His biggest fear: "Getting in a situation where a person says, 'Is there a doctor in the house?' and someone looks over (at me)," Shum says. "I just play one, so I'll leave it to the experts." To prep for the show, he went down "rabbit holes on WebMD" and found a "plethora" of surgery videos on YouTube: "You've just got to make sure you're not eating while watching them."

Niko Terho as Lucas Adams

Where you've seen him: Terho, 26, was raised in Barbados and is still a relative newcomer to Hollywood, aside from starring in Freeform's gay rom-com "The Thing About Harry."

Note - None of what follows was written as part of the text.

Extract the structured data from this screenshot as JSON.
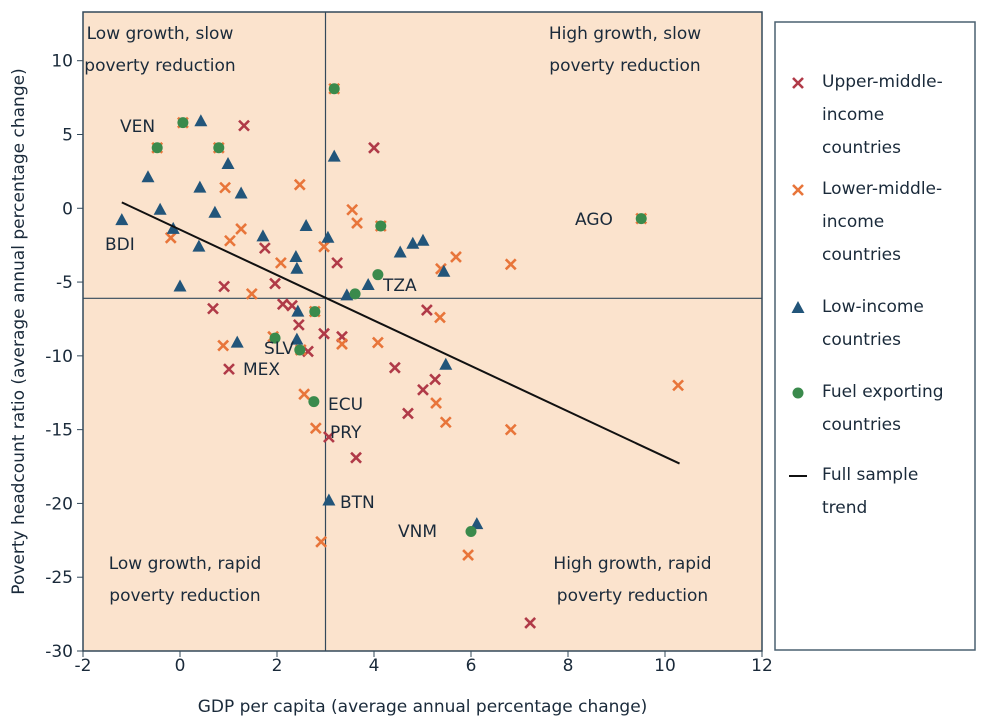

What to know about Lucas: "Lucas is super-ambitious and passionate about what he does, but he gets frustrated with himself very often," Terho says. "He comes from a family of surgeons and they're all pretty successful, so he has a lot to live up to. He's just working hard to prove he belongs there. He also has a huge secret that he's keeping from the other interns that tends to be a big part of his journey."

Learning to play a doctor: "We had this huge boot camp before we even started shooting, where they took us through a whole bunch of medical practices," Terho says. "We learned how to stitch, do chest compressions, use a scalpel – everything like that. So we were pretty familiar with it come shoot day because all we were doing was (sitting) at home and tying knots."